“The scene is not safe!”
That’s the word from dispatch as you approach the area. The initial call was for a patient with altered mental status. Law enforcement arrived on scene before you and found a young male in his late 20s, naked and pacing in his front yard yelling. Law enforcement officers on scene call you into the scene with them. You hear the patient yelling, and much of what’s being yelled is an incoherent rambling of words.

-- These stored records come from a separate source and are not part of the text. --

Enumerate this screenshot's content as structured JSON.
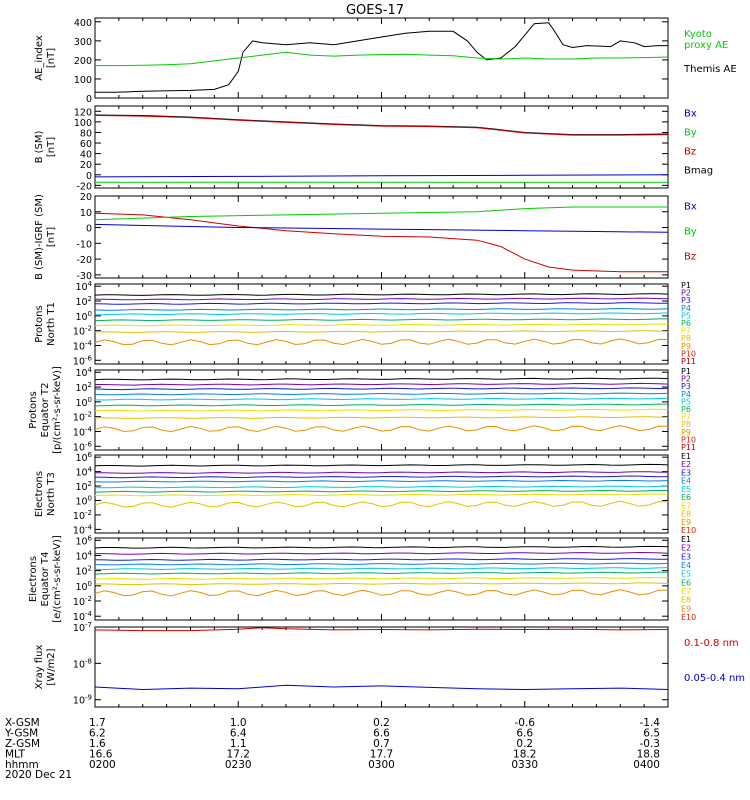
{
  "title": "GOES-17",
  "footer": {
    "rows": [
      {
        "label": "X-GSM",
        "values": [
          "1.7",
          "1.0",
          "0.2",
          "-0.6",
          "-1.4"
        ]
      },
      {
        "label": "Y-GSM",
        "values": [
          "6.2",
          "6.4",
          "6.6",
          "6.6",
          "6.5"
        ]
      },
      {
        "label": "Z-GSM",
        "values": [
          "1.6",
          "1.1",
          "0.7",
          "0.2",
          "-0.3"
        ]
      },
      {
        "label": "MLT",
        "values": [
          "16.6",
          "17.2",
          "17.7",
          "18.2",
          "18.8"
        ]
      },
      {
        "label": "hhmm",
        "values": [
          "0200",
          "0230",
          "0300",
          "0330",
          "0400"
        ]
      }
    ],
    "date": "2020 Dec 21"
  },
  "colors": {
    "black": "#000000",
    "green": "#00cc00",
    "red": "#cc0000",
    "blue": "#0000cc",
    "p1": "#000000",
    "p2": "#7a00a8",
    "p3": "#1a1acc",
    "p4": "#0a7fe0",
    "p5": "#00c8e0",
    "p6": "#00b060",
    "p7": "#e8e000",
    "p8": "#e8c000",
    "p9": "#e89000",
    "p10": "#e02000",
    "p11": "#aa0000"
  },
  "chart_data": [
    {
      "type": "line",
      "ylabel": [
        "AE_index",
        "[nT]"
      ],
      "yticks": [
        "400",
        "300",
        "200",
        "100",
        "0"
      ],
      "ylim": [
        0,
        420
      ],
      "xlim": [
        "0200",
        "0400"
      ],
      "legend": [
        {
          "text": [
            "Kyoto",
            "proxy AE"
          ],
          "color": "#00cc00"
        },
        {
          "text": [
            "Themis AE"
          ],
          "color": "#000000"
        }
      ],
      "series": [
        {
          "name": "Themis AE",
          "color": "#000000",
          "x": [
            0,
            4,
            10,
            20,
            25,
            28,
            30,
            31,
            33,
            35,
            40,
            45,
            50,
            55,
            60,
            65,
            70,
            75,
            78,
            80,
            82,
            85,
            88,
            92,
            95,
            96,
            98,
            100,
            103,
            108,
            110,
            113,
            115,
            118,
            120
          ],
          "values": [
            30,
            30,
            35,
            40,
            45,
            70,
            140,
            240,
            300,
            290,
            280,
            290,
            280,
            300,
            320,
            340,
            350,
            350,
            300,
            240,
            200,
            210,
            270,
            390,
            395,
            360,
            280,
            265,
            275,
            270,
            300,
            290,
            270,
            275,
            275
          ]
        },
        {
          "name": "Kyoto proxy AE",
          "color": "#00cc00",
          "x": [
            0,
            5,
            10,
            15,
            20,
            25,
            30,
            35,
            40,
            45,
            50,
            55,
            60,
            65,
            70,
            75,
            80,
            85,
            90,
            95,
            100,
            105,
            110,
            115,
            120
          ],
          "values": [
            170,
            170,
            172,
            175,
            180,
            195,
            210,
            225,
            240,
            225,
            220,
            225,
            228,
            230,
            225,
            222,
            210,
            205,
            210,
            205,
            205,
            210,
            210,
            212,
            215
          ]
        }
      ]
    },
    {
      "type": "line",
      "ylabel": [
        "B (SM)",
        "[nT]"
      ],
      "yticks": [
        "120",
        "100",
        "80",
        "60",
        "40",
        "20",
        "0",
        "-20"
      ],
      "ylim": [
        -25,
        130
      ],
      "legend": [
        {
          "text": [
            "Bx"
          ],
          "color": "#0000cc"
        },
        {
          "text": [
            "By"
          ],
          "color": "#00cc00"
        },
        {
          "text": [
            "Bz"
          ],
          "color": "#cc0000"
        },
        {
          "text": [
            "Bmag"
          ],
          "color": "#000000"
        }
      ],
      "series": [
        {
          "name": "Bmag",
          "color": "#000000",
          "x": [
            0,
            10,
            20,
            30,
            40,
            50,
            60,
            70,
            80,
            85,
            90,
            100,
            110,
            120
          ],
          "values": [
            113,
            112,
            109,
            104,
            100,
            96,
            93,
            92,
            90,
            85,
            80,
            76,
            76,
            77
          ]
        },
        {
          "name": "Bz",
          "color": "#cc0000",
          "x": [
            0,
            10,
            20,
            30,
            40,
            50,
            60,
            70,
            80,
            85,
            90,
            100,
            110,
            120
          ],
          "values": [
            112,
            111,
            108,
            103,
            99,
            95,
            92,
            91,
            89,
            84,
            79,
            75,
            75,
            76
          ]
        },
        {
          "name": "By",
          "color": "#00cc00",
          "x": [
            0,
            30,
            60,
            90,
            120
          ],
          "values": [
            -14,
            -14,
            -14,
            -14,
            -14
          ]
        },
        {
          "name": "Bx",
          "color": "#0000cc",
          "x": [
            0,
            30,
            60,
            90,
            120
          ],
          "values": [
            -4,
            -3,
            -2,
            -1,
            0
          ]
        }
      ]
    },
    {
      "type": "line",
      "ylabel": [
        "B (SM)-IGRF (SM)",
        "[nT]"
      ],
      "yticks": [
        "20",
        "10",
        "0",
        "-10",
        "-20",
        "-30"
      ],
      "ylim": [
        -32,
        20
      ],
      "legend": [
        {
          "text": [
            "Bx"
          ],
          "color": "#0000cc"
        },
        {
          "text": [
            "By"
          ],
          "color": "#00cc00"
        },
        {
          "text": [
            "Bz"
          ],
          "color": "#cc0000"
        }
      ],
      "series": [
        {
          "name": "Bz",
          "color": "#cc0000",
          "x": [
            0,
            10,
            20,
            30,
            40,
            50,
            60,
            70,
            80,
            85,
            90,
            95,
            100,
            110,
            120
          ],
          "values": [
            9,
            8,
            5,
            1,
            -2,
            -4,
            -5.5,
            -6,
            -8,
            -12,
            -20,
            -25,
            -27,
            -28,
            -28
          ]
        },
        {
          "name": "By",
          "color": "#00cc00",
          "x": [
            0,
            20,
            40,
            60,
            80,
            90,
            100,
            120
          ],
          "values": [
            5,
            7,
            8,
            9,
            10,
            12,
            13,
            13
          ]
        },
        {
          "name": "Bx",
          "color": "#0000cc",
          "x": [
            0,
            15,
            30,
            45,
            60,
            75,
            90,
            105,
            120
          ],
          "values": [
            2,
            1,
            0,
            -0.5,
            -1,
            -1.5,
            -2,
            -2.5,
            -3
          ]
        }
      ]
    },
    {
      "type": "line",
      "log": true,
      "ylabel": [
        "Protons",
        "North T1"
      ],
      "yticks": [
        "10^4",
        "10^2",
        "10^0",
        "10^-2",
        "10^-4",
        "10^-6"
      ],
      "ylim": [
        -6.5,
        4.3
      ],
      "legend_labels": [
        "P1",
        "P2",
        "P3",
        "P4",
        "P5",
        "P6",
        "P7",
        "P8",
        "P9",
        "P10",
        "P11"
      ],
      "levels_log10": [
        2.8,
        2.2,
        1.6,
        0.8,
        0.2,
        -0.6,
        -1.3,
        -2.2,
        -3.6
      ]
    },
    {
      "type": "line",
      "log": true,
      "ylabel": [
        "Protons",
        "Equator T2",
        "[p/(cm²-s-sr-keV)]"
      ],
      "yticks": [
        "10^4",
        "10^2",
        "10^0",
        "10^-2",
        "10^-4",
        "10^-6"
      ],
      "ylim": [
        -6.5,
        4.3
      ],
      "legend_labels": [
        "P1",
        "P2",
        "P3",
        "P4",
        "P5",
        "P6",
        "P7",
        "P8",
        "P9",
        "P10",
        "P11"
      ],
      "levels_log10": [
        3.0,
        2.3,
        1.7,
        1.0,
        0.3,
        -0.5,
        -1.2,
        -2.2,
        -3.7
      ]
    },
    {
      "type": "line",
      "log": true,
      "ylabel": [
        "Electrons",
        "North T3"
      ],
      "yticks": [
        "10^6",
        "10^4",
        "10^2",
        "10^0",
        "10^-2",
        "10^-4"
      ],
      "ylim": [
        -4.5,
        6.3
      ],
      "legend_labels": [
        "E1",
        "E2",
        "E3",
        "E4",
        "E5",
        "E6",
        "E7",
        "E8",
        "E9",
        "E10"
      ],
      "levels_log10": [
        4.8,
        3.8,
        3.2,
        2.6,
        1.8,
        1.2,
        0.7,
        -0.6
      ]
    },
    {
      "type": "line",
      "log": true,
      "ylabel": [
        "Electrons",
        "Equator T4",
        "[e/(cm²-s-sr-keV)]"
      ],
      "yticks": [
        "10^6",
        "10^4",
        "10^2",
        "10^0",
        "10^-2",
        "10^-4"
      ],
      "ylim": [
        -4.5,
        6.3
      ],
      "legend_labels": [
        "E1",
        "E2",
        "E3",
        "E4",
        "E5",
        "E6",
        "E7",
        "E8",
        "E9",
        "E10"
      ],
      "levels_log10": [
        5.0,
        4.2,
        3.4,
        2.8,
        2.2,
        1.6,
        0.9,
        0.2,
        -1.0
      ]
    },
    {
      "type": "line",
      "log": true,
      "ylabel": [
        "Xray flux",
        "[W/m2]"
      ],
      "yticks": [
        "10^-7",
        "10^-8",
        "10^-9"
      ],
      "ylim": [
        -9.2,
        -7
      ],
      "legend": [
        {
          "text": [
            "0.1-0.8 nm"
          ],
          "color": "#cc0000"
        },
        {
          "text": [
            "0.05-0.4 nm"
          ],
          "color": "#0000cc"
        }
      ],
      "series": [
        {
          "name": "0.1-0.8 nm",
          "color": "#cc0000",
          "x": [
            0,
            10,
            20,
            30,
            35,
            40,
            50,
            60,
            70,
            80,
            90,
            100,
            110,
            120
          ],
          "values": [
            -7.08,
            -7.1,
            -7.1,
            -7.06,
            -7.02,
            -7.05,
            -7.08,
            -7.07,
            -7.08,
            -7.06,
            -7.07,
            -7.06,
            -7.08,
            -7.07
          ]
        },
        {
          "name": "0.05-0.4 nm",
          "color": "#0000cc",
          "x": [
            0,
            10,
            20,
            30,
            40,
            50,
            60,
            70,
            80,
            90,
            100,
            110,
            120
          ],
          "values": [
            -8.65,
            -8.72,
            -8.68,
            -8.7,
            -8.6,
            -8.65,
            -8.62,
            -8.66,
            -8.7,
            -8.72,
            -8.7,
            -8.68,
            -8.72
          ]
        }
      ]
    }
  ]
}
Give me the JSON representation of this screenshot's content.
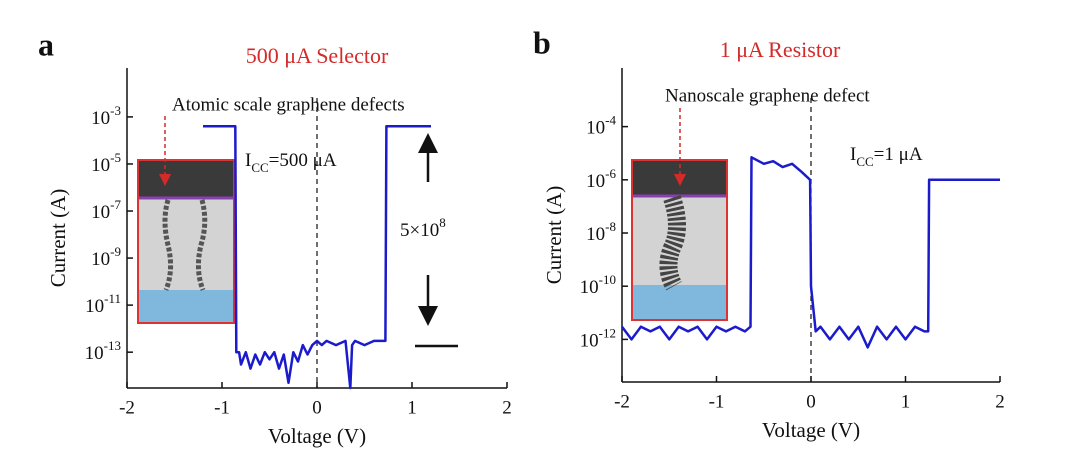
{
  "chart_data": [
    {
      "type": "line",
      "panel": "a",
      "title": "500 μA Selector",
      "x_label": "Voltage (V)",
      "y_label": "Current (A)",
      "log_y": true,
      "xlim": [
        -2,
        2
      ],
      "xticks": [
        -2,
        -1,
        0,
        1,
        2
      ],
      "ylim": [
        3e-15,
        0.12
      ],
      "yticks": [
        {
          "value": 0.001,
          "label": "10",
          "exponent": "-3"
        },
        {
          "value": 1e-05,
          "label": "10",
          "exponent": "-5"
        },
        {
          "value": 1e-07,
          "label": "10",
          "exponent": "-7"
        },
        {
          "value": 1e-09,
          "label": "10",
          "exponent": "-9"
        },
        {
          "value": 1e-11,
          "label": "10",
          "exponent": "-11"
        },
        {
          "value": 1e-13,
          "label": "10",
          "exponent": "-13"
        }
      ],
      "reference_x": 0,
      "series": [
        {
          "color": "#1b1bcc",
          "x": [
            -1.2,
            -0.86,
            -0.85,
            -0.82,
            -0.8,
            -0.75,
            -0.7,
            -0.65,
            -0.6,
            -0.55,
            -0.5,
            -0.45,
            -0.4,
            -0.35,
            -0.3,
            -0.25,
            -0.2,
            -0.15,
            -0.1,
            -0.05,
            0,
            0.05,
            0.1,
            0.2,
            0.3,
            0.35,
            0.37,
            0.4,
            0.5,
            0.6,
            0.7,
            0.72,
            0.73,
            1.2
          ],
          "values": [
            0.0004,
            0.0004,
            1e-13,
            1e-13,
            3e-14,
            1e-13,
            2e-14,
            8e-14,
            3e-14,
            1e-13,
            5e-14,
            1e-13,
            2e-14,
            8e-14,
            5e-15,
            1e-13,
            4e-14,
            2e-13,
            8e-14,
            2e-13,
            3e-13,
            2e-13,
            3e-13,
            2e-13,
            3e-13,
            3e-15,
            2e-13,
            3e-13,
            2e-13,
            3e-13,
            3e-13,
            3e-13,
            0.0004,
            0.0004
          ]
        }
      ],
      "annotations": {
        "inset_label": "Atomic scale graphene defects",
        "icc": {
          "base": "I",
          "sub": "CC",
          "rest": "=500 μA"
        },
        "ratio": {
          "base": "5×10",
          "exponent": "8"
        }
      }
    },
    {
      "type": "line",
      "panel": "b",
      "title": "1 μA Resistor",
      "x_label": "Voltage (V)",
      "y_label": "Current (A)",
      "log_y": true,
      "xlim": [
        -2,
        2
      ],
      "xticks": [
        -2,
        -1,
        0,
        1,
        2
      ],
      "ylim": [
        2.5e-14,
        0.016
      ],
      "yticks": [
        {
          "value": 0.0001,
          "label": "10",
          "exponent": "-4"
        },
        {
          "value": 1e-06,
          "label": "10",
          "exponent": "-6"
        },
        {
          "value": 1e-08,
          "label": "10",
          "exponent": "-8"
        },
        {
          "value": 1e-10,
          "label": "10",
          "exponent": "-10"
        },
        {
          "value": 1e-12,
          "label": "10",
          "exponent": "-12"
        }
      ],
      "reference_x": 0,
      "series": [
        {
          "color": "#1b1bcc",
          "x": [
            -2,
            -1.9,
            -1.8,
            -1.7,
            -1.6,
            -1.5,
            -1.4,
            -1.3,
            -1.2,
            -1.1,
            -1,
            -0.9,
            -0.8,
            -0.7,
            -0.64,
            -0.63,
            -0.5,
            -0.4,
            -0.3,
            -0.2,
            -0.1,
            -0.01,
            0,
            0.05,
            0.1,
            0.2,
            0.3,
            0.4,
            0.5,
            0.6,
            0.7,
            0.8,
            0.9,
            1,
            1.1,
            1.2,
            1.24,
            1.25,
            2
          ],
          "values": [
            3e-12,
            1e-12,
            3e-12,
            2e-12,
            3e-12,
            1e-12,
            3e-12,
            2e-12,
            3e-12,
            1e-12,
            3e-12,
            2e-12,
            3e-12,
            2e-12,
            3e-12,
            7e-06,
            4e-06,
            5e-06,
            3e-06,
            4e-06,
            2e-06,
            1e-06,
            1e-10,
            2e-12,
            3e-12,
            1e-12,
            3e-12,
            1e-12,
            3e-12,
            5e-13,
            3e-12,
            1e-12,
            3e-12,
            1e-12,
            3e-12,
            2e-12,
            2e-12,
            1e-06,
            1e-06
          ]
        }
      ],
      "annotations": {
        "inset_label": "Nanoscale graphene defect",
        "icc": {
          "base": "I",
          "sub": "CC",
          "rest": "=1 μA"
        }
      }
    }
  ]
}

The patient’s mother is with the police, and she tells you her son has a history of psychiatric problems and substance abuse. She has seen him out of control in the past, but never like this. The police department attempts several times to talk the patient down without success. The decision is made by you and the officers on scene to restrain the patient for his safety and the safety of others. Working in concert you, your partner and law enforcement officers are able to physically restrain the patient on the ground. He continues to struggle and yell incoherently. The patient is moved onto your stretcher and restrained, securing both arms, both legs and his torso.
Distal pulses are present in all extremities, and the patient’s respirations don’t appear to be compromised. The patent continues to yell and struggle against the restraints. You note how hot the patient’s skin feels. Shortly after being placed on your stretcher, the patient appears to calm down and then becomes unresponsive. Further assessment reveals the patient is in cardiac arrest. Restraints are removed as necessary, and you begin CPR. The automated external defibrillator states “No shock advised.”
CPR is continued. The patient is placed in the ambulance and transported to the closest emergency department where resuscitation attempts are continued for about 25 minutes without patient response, and the patient is declared dead. What just happened?
For more than 150 years, medical cases have described events similar to the previous one. These events have been labeled a variety of things, including death secondary to agitated delirium, Bell’s Mania and a version of VooDoo Death first described by Walter Cannon in 1942. In September of 2009, the American College of Emergency Physicians released a white paper on Excited Delirium Syndrome (ExDS). The goal of the paper was to come to consensus on the name of the condition and then to help EMS providers better identify patients with the syndrome, so these patients can be managed appropriately.
The cause of sudden death following an excited delirium state isn’t clear. Autopsy results don’t typically reveal findings that speak to a cause of sudden death, such as myocardial infarction. Toxicology tests commonly reveal cocaine and other stimulants, such as PCP, but levels aren’t as high as those found in persons who have died due to an overdose. One theory suggests an alteration of dopamine transport caused by cocaine in the basal ganglia of the brain, resulting in an increase of dopamine. It remains unclear, however, how or if this may play into ExDS.
Metabolic acidosis has been discovered in many of these patients, as has rhabdomyolysis. Again, the role of these findings in death associated with ExDS is unclear. Despite the absence of diagnostic tests, ExDS can be identified by common characteristics. Most of the cases of ExDS resulting in death are males with a mean age of 36. Patients are aggressive with bizarre behavior. They are tachycardic, hyperthermic and appear to be impervious to pain. After restraint by EMS or law personnel, there’s a period where the patient appears to calm followed by sudden death.1 Patients with ExDS may also have a known or suspected history of psychiatric illness and substance abuse. EMS providers may also encounter nudity or inappropriate dress, as well as unusual physical strength and stamina.
Treatment for patients experiencing ExDS begins with the safety of EMS personnel. Before attempting the restraint of a patient with ExDS, ensure enough personnel are on scene to restrain the patient safely. The goal is that neither EMS providers nor the patient become injured. When applying physical restraints, be sure to not restrict the patient’s ability to breathe. Positional asphyxia will increase the chance that the patient will progress to cardiac arrest. EMS providers must have the ability to continually assess the patient while restrained and be able to remove the restraints quickly if needed.
Be aware of changes in the patient’s activity as the appearance of calming may be an ominous sign. A sedative agent (e.g.,Haldol or a benzodiazepine) may be helpful if possible. Some suggest a benzodiazepine may be more helpful if there are stimulants involved.1 Calming the patient should be the goal. Continued struggling and fighting with EMS and police potentially increases the risk of death and limits the ability to do further assessment. When safely possible, evaluate for other conditions, such as hypoglycemia. ExDS and death associated with ExDS can be a frustrating and sometimes scary call. Recognition of patients presenting with ExDS may help EMS and emergency departments to better prepare and treat these patients. Be safe.
1. American College of Emergency Physicians. White Paper Report on Excited Delirium Syndrome. In Canadian Centre for the Prevention of In-Custody Deaths Inc. Retrieved Aug. 6, 2012, from www.ccpicd.com/.../Excited%20Delirium%20Task%20Force.pdf.